EL ESPURGAGÜEYES
—Estaba una mañana de principios de verano un espurgagüeyes
saltando de lomo en lomo de las ovejas. En el suelo, los langostos,
las hormigas y los escarabajos huían para no ser pisoteados por la tropa de
pezuñas que avanzaba sin descanso engullendo el poco pasto que encontraba antes
de la llegada de la canina. En estas viajaba el pájaro blanco acercándose a la orilla del río; encaramado
en su carro de lana tirado por cientos de cascos. Las ranas saltan de miedo, el
picapez se toma un respiro en sus chapuzones, los juncos se doblan entre tanta
pata y las pardillas se mueven más deprisa que nunca. Él brinca aleteando de un
espinazo a otro evitando pisar el suelo. Con las barrigas hinchadas, las
merinas toman el camino de vuelta buscando la sombra de los pinos. El autillo,
posado en el quejigo, abre un ojo y sueña con el otro, abre este y se queda
hecho un cesto con aquel, así una y otra vez hasta que el murmullo de las
pisadas, por fin, le entra por un oído y le sale por otro.
Ahora el sisón deja su almuerzo de semillas y bichos, se
aparta a un lado y mira con el pico torcido a su pariente lejano de alas
blanquecinas que, desde el meneo de su pedestal, lo deja atrás con actitud
altiva. El descuido le sale caro al estepario; sus plumas se esparcen por el
aire a la vez que las garras del halcón apresan su cuerpo. Todo pasa como un
relámpago, pero el inquilino de las ovejas contempla la escena sin ahuecar un
ala. Al llegar alrededor de las encinas, lo rabilargos se quejan atronando con
su orquesta de gorjeos y chillidos. El rebaño frena el avance conforme la
sombra se encoge y el cuerpo de un enorme jabalí agranda su espanto. Ni
siquiera el repentino aspaviento consigue desmontar al pájaro caballero que, al
ritmo de la carrera, bota de esta a la otra oveja hasta que, todas a una, se
detienen al lado del nogal derribado por un rayo hace años, el mismo que hace
de linde con el vivar que los conejos tienen entre las retamas. Cuando vuelve
la calma, salen de sus madrigueras una docena de hocicos nerviosos husmeando el
viento. Nada por aquí, nada por allí; me agacho para roer un poco de hierba y
cabeza arriba con las orejas siempre empinadas. Salta el zorro que, pacientemente,
esperaba su turno y… ¡zas!
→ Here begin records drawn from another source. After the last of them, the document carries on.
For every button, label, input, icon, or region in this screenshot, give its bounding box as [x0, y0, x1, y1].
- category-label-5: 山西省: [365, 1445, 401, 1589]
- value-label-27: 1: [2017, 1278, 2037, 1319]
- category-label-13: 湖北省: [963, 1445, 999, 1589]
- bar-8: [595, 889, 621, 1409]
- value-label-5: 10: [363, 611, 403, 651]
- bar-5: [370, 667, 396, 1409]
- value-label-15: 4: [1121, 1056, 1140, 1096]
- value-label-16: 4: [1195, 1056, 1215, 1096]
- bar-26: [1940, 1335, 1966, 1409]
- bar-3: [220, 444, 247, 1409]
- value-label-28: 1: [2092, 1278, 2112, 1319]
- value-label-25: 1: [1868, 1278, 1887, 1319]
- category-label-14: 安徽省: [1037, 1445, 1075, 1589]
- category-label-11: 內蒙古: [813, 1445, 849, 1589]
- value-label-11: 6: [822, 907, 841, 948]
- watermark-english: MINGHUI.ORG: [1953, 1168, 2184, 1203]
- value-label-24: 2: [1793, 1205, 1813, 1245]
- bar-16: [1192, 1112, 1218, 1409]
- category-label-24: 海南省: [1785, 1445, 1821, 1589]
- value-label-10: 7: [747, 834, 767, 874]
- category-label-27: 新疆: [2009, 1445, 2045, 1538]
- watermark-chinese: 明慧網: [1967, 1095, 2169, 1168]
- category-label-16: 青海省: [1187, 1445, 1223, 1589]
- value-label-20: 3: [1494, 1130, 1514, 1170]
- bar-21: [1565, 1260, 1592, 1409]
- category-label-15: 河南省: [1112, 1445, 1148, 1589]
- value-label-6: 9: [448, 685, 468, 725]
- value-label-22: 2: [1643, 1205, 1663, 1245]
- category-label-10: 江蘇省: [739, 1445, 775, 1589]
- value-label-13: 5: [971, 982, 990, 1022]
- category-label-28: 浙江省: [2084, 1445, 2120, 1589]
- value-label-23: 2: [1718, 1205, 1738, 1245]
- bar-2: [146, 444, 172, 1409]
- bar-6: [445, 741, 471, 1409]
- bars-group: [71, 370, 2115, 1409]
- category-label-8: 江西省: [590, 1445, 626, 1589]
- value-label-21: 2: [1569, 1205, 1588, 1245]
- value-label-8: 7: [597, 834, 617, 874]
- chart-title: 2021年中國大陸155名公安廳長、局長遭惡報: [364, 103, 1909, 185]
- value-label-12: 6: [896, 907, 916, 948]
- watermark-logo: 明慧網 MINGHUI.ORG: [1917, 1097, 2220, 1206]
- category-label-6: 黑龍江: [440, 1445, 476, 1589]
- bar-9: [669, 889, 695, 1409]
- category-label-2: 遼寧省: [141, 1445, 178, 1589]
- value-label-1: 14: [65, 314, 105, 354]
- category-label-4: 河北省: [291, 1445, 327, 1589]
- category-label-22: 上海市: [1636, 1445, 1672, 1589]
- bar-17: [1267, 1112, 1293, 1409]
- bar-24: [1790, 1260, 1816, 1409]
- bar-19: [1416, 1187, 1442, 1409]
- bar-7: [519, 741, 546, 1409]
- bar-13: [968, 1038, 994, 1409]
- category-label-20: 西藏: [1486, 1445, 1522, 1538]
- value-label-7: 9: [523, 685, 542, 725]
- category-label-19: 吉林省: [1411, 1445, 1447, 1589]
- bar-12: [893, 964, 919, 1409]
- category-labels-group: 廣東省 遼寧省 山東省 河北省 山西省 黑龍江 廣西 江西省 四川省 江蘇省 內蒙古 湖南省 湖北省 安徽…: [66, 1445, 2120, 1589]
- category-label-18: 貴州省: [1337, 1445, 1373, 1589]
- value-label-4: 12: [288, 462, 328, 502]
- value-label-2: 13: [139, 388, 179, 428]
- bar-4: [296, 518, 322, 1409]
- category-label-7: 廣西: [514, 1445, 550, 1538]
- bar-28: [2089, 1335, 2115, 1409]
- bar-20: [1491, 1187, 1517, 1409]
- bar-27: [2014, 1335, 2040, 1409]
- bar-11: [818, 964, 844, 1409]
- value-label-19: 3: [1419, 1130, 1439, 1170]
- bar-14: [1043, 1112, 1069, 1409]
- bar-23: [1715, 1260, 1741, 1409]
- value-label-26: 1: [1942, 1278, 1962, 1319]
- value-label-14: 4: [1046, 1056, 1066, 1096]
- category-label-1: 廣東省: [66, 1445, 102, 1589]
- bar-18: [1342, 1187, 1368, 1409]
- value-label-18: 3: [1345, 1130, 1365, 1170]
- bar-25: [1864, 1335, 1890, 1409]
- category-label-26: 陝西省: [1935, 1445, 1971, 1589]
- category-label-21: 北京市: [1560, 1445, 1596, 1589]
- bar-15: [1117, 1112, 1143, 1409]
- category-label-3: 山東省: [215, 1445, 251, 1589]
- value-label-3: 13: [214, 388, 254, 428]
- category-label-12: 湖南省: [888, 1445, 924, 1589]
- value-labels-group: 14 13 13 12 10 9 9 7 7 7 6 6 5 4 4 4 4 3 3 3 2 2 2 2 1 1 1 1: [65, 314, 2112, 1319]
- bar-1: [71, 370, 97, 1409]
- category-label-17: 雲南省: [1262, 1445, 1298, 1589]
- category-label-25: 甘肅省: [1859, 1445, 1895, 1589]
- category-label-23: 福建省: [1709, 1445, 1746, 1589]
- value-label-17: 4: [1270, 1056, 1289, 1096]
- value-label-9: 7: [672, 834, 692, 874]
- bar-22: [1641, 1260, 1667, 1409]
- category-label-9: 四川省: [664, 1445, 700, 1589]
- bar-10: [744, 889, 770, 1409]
Conejo para almorzar.
Con la canícula subiendo y el solano arreciando, las merinas más
afortunadas se pegan al tronco del viejo alcornoque girando con la lentitud que
la aguja de su sombra les marca; las de la rabera se apelotonan enterrando sus
cabezas unas con otras y despeñando sus cuartos traseros entre la solanera. El espurgagüeyes
cambia su posadero de vellón por una rama del alcornoque pegada al agujero
donde el lirón se echa la siesta. Desde su nueva atalaya, percibe un movimiento
entre las jaras. Algo pardo, negruzco de ojos amarillos como el Sol y colmillos
blancos como la Luna, se arrastra panza al suelo como si fuera una culebra. La
curiosidad del pájaro le hace posarse de nuevo en los cuadriles de las pelotonas.
Ellas no perciben a su invitado, él se acerca cada vez más. Treinta metros,
veinticinco, veinte y el boquiano se alza como una estatua salida de la
nada… Ahora a dormir, que mañana hay que despertarse temprano para echar de
comer a las gallinas.
—¿Y qué pasó con el pájaro, las ovejas y el lobo? Así nunca
sabré cómo acaba.
—Mañana te cuento el final.
—Siempre me dices lo mismo y luego nada. Pues mañana empiezas
por el final que lo demás ya me lo sé de memoria.
En los sueños de Carmen habitan todos y cada uno de los
animales de la dehesa; desde el diminuto ratón hasta el bello lince, pasando
por el ruiseñor cantarín y la escurridiza gineta hasta llegar a la ágil
golondrina y el lagarto altanero. Ella los coloca en cada tramo del cuento y,
justo cuando el final se aproxima… siempre, siempre se despierta.